11.19 Skin-only closure in damage control laparotomy, a forgotten tool

W. M. Brigode1, M. Masteller3, K. Ansah4, J. Bean2, R. Sullivan2, A. Vafa2  1University of California – San Francisco – East Bay,Department Of Surgery,Oakland, CA, USA 2University of Illinois at Chicago – Mount Sinai Hospital,Division Of Trauma And Critical Care Surgery,Chicago, IL, USA 3Feinberg School Of Medicine – Northwestern University,Trauma And Critical Care,Chicago, IL, USA 4Ross University School of Medicine,Miramar, FLORIDA, USA

Introduction: The development of damage control laparotomy has been advanced in the past several decades by the use of the Bogota Bag, Barker Pack, and Negative Pressure Wound Therapy. A skin-only sutured closure with fascia left in discontinuity has not been widely reported in the modern literature. Older sources cite wound complications and abdominal compartment syndrome as potential pitfalls of the technique. We hypothesized that in closely monitored patients by surgeons familiar with the technique, the use of this closure technique would improve fascial closure rate without an accompanying change in mortality or wound complications.

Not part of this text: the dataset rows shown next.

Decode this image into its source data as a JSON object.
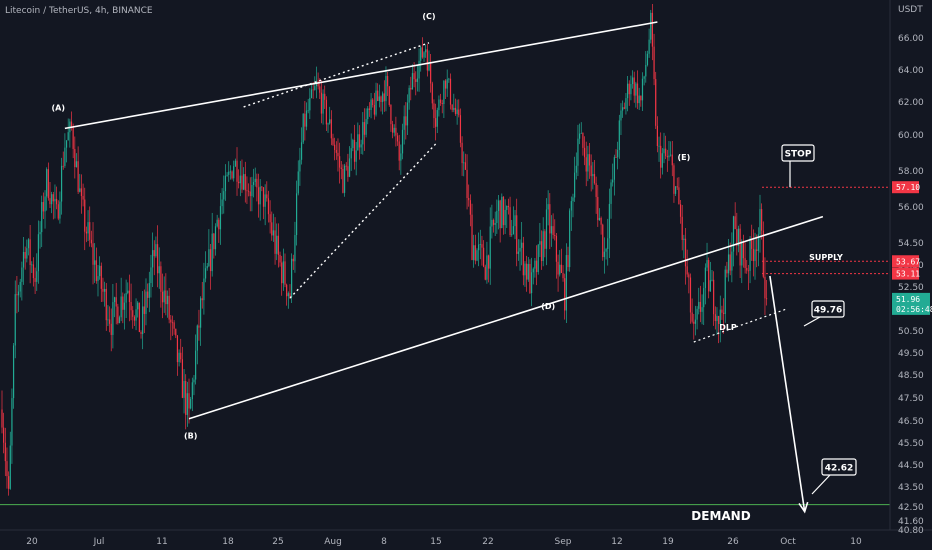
{
  "header": {
    "symbol_title": "Litecoin / TetherUS, 4h, BINANCE",
    "currency": "USDT"
  },
  "chart_data": {
    "type": "candlestick",
    "title": "Litecoin / TetherUS, 4h, BINANCE",
    "ylabel": "USDT",
    "ylim": [
      40.6,
      67.8
    ],
    "y_ticks": [
      40.8,
      41.6,
      42.5,
      43.5,
      44.5,
      45.5,
      46.5,
      47.5,
      48.5,
      49.5,
      50.5,
      51.5,
      52.5,
      53.5,
      54.5,
      56.0,
      58.0,
      60.0,
      62.0,
      64.0,
      66.0
    ],
    "y_tick_labels": [
      "40.80",
      "41.60",
      "42.50",
      "43.50",
      "44.50",
      "45.50",
      "46.50",
      "47.50",
      "48.50",
      "49.50",
      "50.50",
      "51.50",
      "52.50",
      "53.50",
      "54.50",
      "56.00",
      "58.00",
      "60.00",
      "62.00",
      "64.00",
      "66.00"
    ],
    "x_tick_labels": [
      "20",
      "Jul",
      "11",
      "18",
      "25",
      "Aug",
      "8",
      "15",
      "22",
      "Sep",
      "12",
      "19",
      "26",
      "Oct",
      "10"
    ],
    "grid": false,
    "price_path": [
      {
        "i": 0,
        "p": 47.0
      },
      {
        "i": 4,
        "p": 42.9
      },
      {
        "i": 8,
        "p": 51.5
      },
      {
        "i": 14,
        "p": 54.5
      },
      {
        "i": 20,
        "p": 53.0
      },
      {
        "i": 27,
        "p": 57.5
      },
      {
        "i": 33,
        "p": 55.5
      },
      {
        "i": 38,
        "p": 59.5
      },
      {
        "i": 42,
        "p": 60.4
      },
      {
        "i": 48,
        "p": 56.0
      },
      {
        "i": 56,
        "p": 53.5
      },
      {
        "i": 66,
        "p": 51.0
      },
      {
        "i": 76,
        "p": 52.5
      },
      {
        "i": 84,
        "p": 50.5
      },
      {
        "i": 92,
        "p": 54.0
      },
      {
        "i": 100,
        "p": 51.5
      },
      {
        "i": 108,
        "p": 48.5
      },
      {
        "i": 113,
        "p": 46.6
      },
      {
        "i": 120,
        "p": 51.5
      },
      {
        "i": 130,
        "p": 55.5
      },
      {
        "i": 140,
        "p": 58.5
      },
      {
        "i": 150,
        "p": 57.0
      },
      {
        "i": 158,
        "p": 56.5
      },
      {
        "i": 168,
        "p": 53.5
      },
      {
        "i": 174,
        "p": 52.2
      },
      {
        "i": 182,
        "p": 60.5
      },
      {
        "i": 190,
        "p": 63.0
      },
      {
        "i": 198,
        "p": 60.5
      },
      {
        "i": 206,
        "p": 57.5
      },
      {
        "i": 214,
        "p": 59.5
      },
      {
        "i": 222,
        "p": 61.2
      },
      {
        "i": 232,
        "p": 63.0
      },
      {
        "i": 240,
        "p": 58.5
      },
      {
        "i": 248,
        "p": 63.5
      },
      {
        "i": 256,
        "p": 65.5
      },
      {
        "i": 262,
        "p": 61.0
      },
      {
        "i": 268,
        "p": 63.5
      },
      {
        "i": 276,
        "p": 60.5
      },
      {
        "i": 284,
        "p": 54.5
      },
      {
        "i": 292,
        "p": 53.5
      },
      {
        "i": 300,
        "p": 56.0
      },
      {
        "i": 310,
        "p": 55.0
      },
      {
        "i": 320,
        "p": 52.5
      },
      {
        "i": 330,
        "p": 55.5
      },
      {
        "i": 340,
        "p": 52.2
      },
      {
        "i": 348,
        "p": 60.0
      },
      {
        "i": 356,
        "p": 58.0
      },
      {
        "i": 364,
        "p": 54.0
      },
      {
        "i": 374,
        "p": 61.0
      },
      {
        "i": 380,
        "p": 63.5
      },
      {
        "i": 386,
        "p": 62.0
      },
      {
        "i": 392,
        "p": 66.8
      },
      {
        "i": 396,
        "p": 59.0
      },
      {
        "i": 404,
        "p": 58.5
      },
      {
        "i": 410,
        "p": 55.5
      },
      {
        "i": 418,
        "p": 50.2
      },
      {
        "i": 426,
        "p": 53.0
      },
      {
        "i": 434,
        "p": 51.0
      },
      {
        "i": 442,
        "p": 55.0
      },
      {
        "i": 450,
        "p": 53.5
      },
      {
        "i": 458,
        "p": 55.2
      },
      {
        "i": 462,
        "p": 51.96
      }
    ],
    "annotations": {
      "channel_upper": [
        {
          "i": 38,
          "p": 60.4
        },
        {
          "i": 396,
          "p": 67.0
        }
      ],
      "channel_lower": [
        {
          "i": 113,
          "p": 46.6
        },
        {
          "i": 496,
          "p": 55.6
        }
      ],
      "dotted_upper": [
        {
          "i": 146,
          "p": 61.7
        },
        {
          "i": 258,
          "p": 65.7
        }
      ],
      "dotted_lower": [
        {
          "i": 174,
          "p": 52.0
        },
        {
          "i": 262,
          "p": 59.5
        }
      ],
      "dlp_line": [
        {
          "i": 418,
          "p": 50.0
        },
        {
          "i": 474,
          "p": 51.5
        }
      ],
      "wave_labels": [
        {
          "text": "(A)",
          "i": 34,
          "p": 61.5
        },
        {
          "text": "(B)",
          "i": 114,
          "p": 45.7
        },
        {
          "text": "(C)",
          "i": 258,
          "p": 67.2
        },
        {
          "text": "(D)",
          "i": 330,
          "p": 51.5
        },
        {
          "text": "(E)",
          "i": 412,
          "p": 58.6
        }
      ],
      "projection": [
        {
          "i": 464,
          "p": 53.0
        },
        {
          "i": 485,
          "p": 42.2
        }
      ],
      "dlp_label": "DLP",
      "supply_label": "SUPPLY",
      "demand_label": "DEMAND",
      "stop_callout": "STOP",
      "target1_callout": "49.76",
      "target2_callout": "42.62"
    },
    "levels": [
      {
        "price": 57.1,
        "label": "57.10",
        "style": "dotted",
        "color": "#f23645"
      },
      {
        "price": 53.67,
        "label": "53.67",
        "style": "dotted",
        "color": "#f23645"
      },
      {
        "price": 53.11,
        "label": "53.11",
        "style": "dotted",
        "color": "#f23645"
      },
      {
        "price": 42.62,
        "label": "",
        "style": "solid",
        "color": "#4caf50"
      }
    ],
    "current_price": {
      "price": 51.96,
      "label": "51.96",
      "countdown": "02:56:48",
      "color": "#22ab94"
    }
  },
  "colors": {
    "background": "#131722",
    "up": "#22ab94",
    "down": "#f23645",
    "axis_text": "#b2b5be",
    "annotation": "#ffffff"
  }
}
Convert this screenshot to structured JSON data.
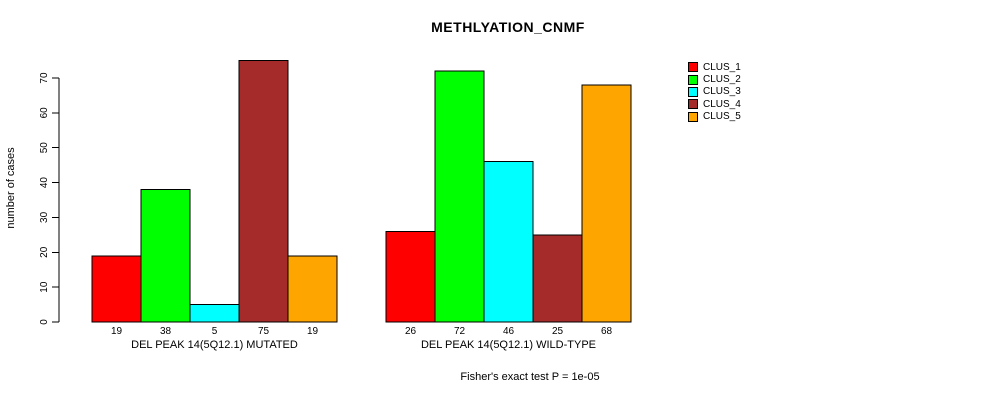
{
  "chart_data": {
    "type": "bar",
    "title": "METHLYATION_CNMF",
    "xlabel": "",
    "ylabel": "number of cases",
    "categories": [
      "DEL PEAK 14(5Q12.1) MUTATED",
      "DEL PEAK 14(5Q12.1) WILD-TYPE"
    ],
    "series": [
      {
        "name": "CLUS_1",
        "color": "#FF0000",
        "values": [
          19,
          26
        ]
      },
      {
        "name": "CLUS_2",
        "color": "#00FF00",
        "values": [
          38,
          72
        ]
      },
      {
        "name": "CLUS_3",
        "color": "#00FFFF",
        "values": [
          5,
          46
        ]
      },
      {
        "name": "CLUS_4",
        "color": "#A52A2A",
        "values": [
          75,
          25
        ]
      },
      {
        "name": "CLUS_5",
        "color": "#FFA500",
        "values": [
          19,
          68
        ]
      }
    ],
    "yticks": [
      0,
      10,
      20,
      30,
      40,
      50,
      60,
      70
    ],
    "ylim": [
      0,
      70
    ],
    "grid": false,
    "bar_value_labels": true,
    "legend_position": "right",
    "annotation": "Fisher's exact test P = 1e-05"
  }
}
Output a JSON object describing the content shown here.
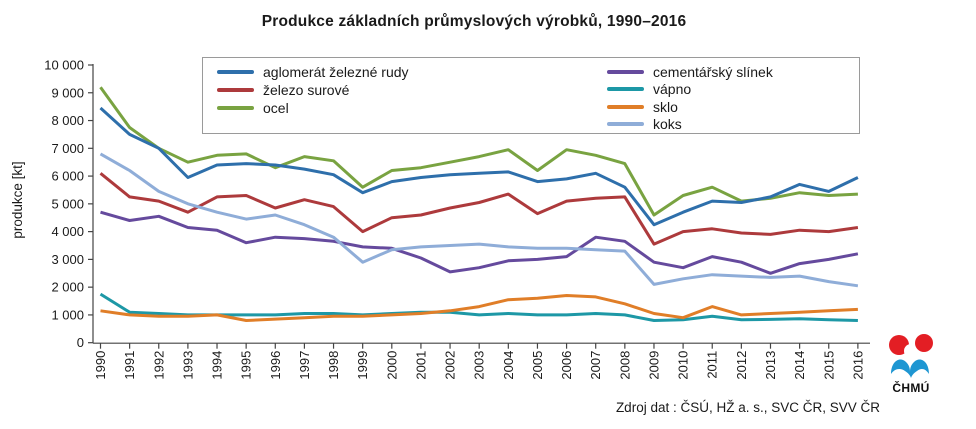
{
  "title": "Produkce základních průmyslových výrobků, 1990–2016",
  "source": "Zdroj dat : ČSÚ, HŽ a. s., SVC ČR, SVV ČR",
  "logo": {
    "caption": "ČHMÚ",
    "red": "#e31e24",
    "blue": "#1e96d2"
  },
  "chart_data": {
    "type": "line",
    "title": "Produkce základních průmyslových výrobků, 1990–2016",
    "xlabel": "",
    "ylabel": "produkce  [kt]",
    "ylim": [
      0,
      10000
    ],
    "ytick_step": 1000,
    "grid": false,
    "legend_position": "top-inside-two-columns",
    "x": [
      1990,
      1991,
      1992,
      1993,
      1994,
      1995,
      1996,
      1997,
      1998,
      1999,
      2000,
      2001,
      2002,
      2003,
      2004,
      2005,
      2006,
      2007,
      2008,
      2009,
      2010,
      2011,
      2012,
      2013,
      2014,
      2015,
      2016
    ],
    "series": [
      {
        "name": "aglomerát železné rudy",
        "slug": "aglomerat-zelezne-rudy",
        "color": "#2e6fab",
        "values": [
          8450,
          7500,
          7000,
          5950,
          6400,
          6450,
          6400,
          6250,
          6050,
          5400,
          5800,
          5950,
          6050,
          6100,
          6150,
          5800,
          5900,
          6100,
          5600,
          4250,
          4700,
          5100,
          5050,
          5250,
          5700,
          5450,
          5950
        ]
      },
      {
        "name": "železo surové",
        "slug": "zelezo-surove",
        "color": "#ad3a3c",
        "values": [
          6100,
          5250,
          5100,
          4700,
          5250,
          5300,
          4850,
          5150,
          4900,
          4000,
          4500,
          4600,
          4850,
          5050,
          5350,
          4650,
          5100,
          5200,
          5250,
          3550,
          4000,
          4100,
          3950,
          3900,
          4050,
          4000,
          4150
        ]
      },
      {
        "name": "ocel",
        "slug": "ocel",
        "color": "#79a341",
        "values": [
          9200,
          7750,
          7000,
          6500,
          6750,
          6800,
          6300,
          6700,
          6550,
          5600,
          6200,
          6300,
          6500,
          6700,
          6950,
          6200,
          6950,
          6750,
          6450,
          4600,
          5300,
          5600,
          5100,
          5200,
          5400,
          5300,
          5350
        ]
      },
      {
        "name": "cementářský slínek",
        "slug": "cementarsky-slinek",
        "color": "#654a9d",
        "values": [
          4700,
          4400,
          4550,
          4150,
          4050,
          3600,
          3800,
          3750,
          3650,
          3450,
          3400,
          3050,
          2550,
          2700,
          2950,
          3000,
          3100,
          3800,
          3650,
          2900,
          2700,
          3100,
          2900,
          2500,
          2850,
          3000,
          3200
        ]
      },
      {
        "name": "vápno",
        "slug": "vapno",
        "color": "#1d98a6",
        "values": [
          1750,
          1100,
          1050,
          1000,
          1000,
          1000,
          1000,
          1050,
          1050,
          1000,
          1050,
          1100,
          1100,
          1000,
          1050,
          1000,
          1000,
          1050,
          1000,
          800,
          830,
          950,
          830,
          840,
          860,
          830,
          800
        ]
      },
      {
        "name": "sklo",
        "slug": "sklo",
        "color": "#e07e28",
        "values": [
          1150,
          1000,
          950,
          950,
          1000,
          800,
          850,
          900,
          950,
          950,
          1000,
          1050,
          1150,
          1300,
          1550,
          1600,
          1700,
          1650,
          1400,
          1050,
          900,
          1300,
          1000,
          1050,
          1100,
          1150,
          1200
        ]
      },
      {
        "name": "koks",
        "slug": "koks",
        "color": "#8fadd8",
        "values": [
          6800,
          6200,
          5450,
          5000,
          4700,
          4450,
          4600,
          4250,
          3800,
          2900,
          3350,
          3450,
          3500,
          3550,
          3450,
          3400,
          3400,
          3350,
          3300,
          2100,
          2300,
          2450,
          2400,
          2350,
          2400,
          2200,
          2050
        ]
      }
    ]
  }
}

Methods: We performed a retrospective review of consecutive patients managed with an open abdomen after trauma laparotomy at a busy, urban, level I trauma center, over a seven year period from October 15, 2011 to June 15, 2018. Patients undergoing laparotomy for non-traumatic indications were excluded. Primary outcomes were mortality and fascial closure at the index admission. Secondary outcomes included enteral fistula development, fascial dehiscence, and skin dehiscence.

Results: During the study period, 76 patients underwent open abdominal treatment, 55 of which underwent a total of 67 skin-only closures. Use of a skin closure at the index operation was associated with an increased fascial closure rate (62% vs 30%, 88% vs 50% in survivors, p<0.05 for both) without a change in mortality (p>0.05). The measured secondary outcomes were rare and statistically similar (p>0.05). While its use at the index operation was beneficial, the use of skin closure overall was safe (p>0.05 for all complications) but was not associated with an increase in fascial closure (p>0.05). This is likely secondary to selection bias of survivors needing salvage skin closure with a planned ventral hernia.

Conclusion: Skin-only sutured abdominal closure is a viable alternative to more commonly used open abdominal management techniques. When faced with a damage control situation in a patient’s index operation, it can increase a patient’s chances at fascial closure in the index admission without an increase in mortality or wound complications. The intrinsic apposition of the muscular abdominal wall to the skin and subcutaneous tissues may prevent loss of abdominal wall domain, while allowing for the temporary increase in the abdominal visceral volume associated with trauma resuscitation. When used after index laparotomy it remains safe, but the benefit on fascial closure rate is lost. Further research should be done to elucidate the role of this forgotten technique in the trauma surgeon’s toolbox.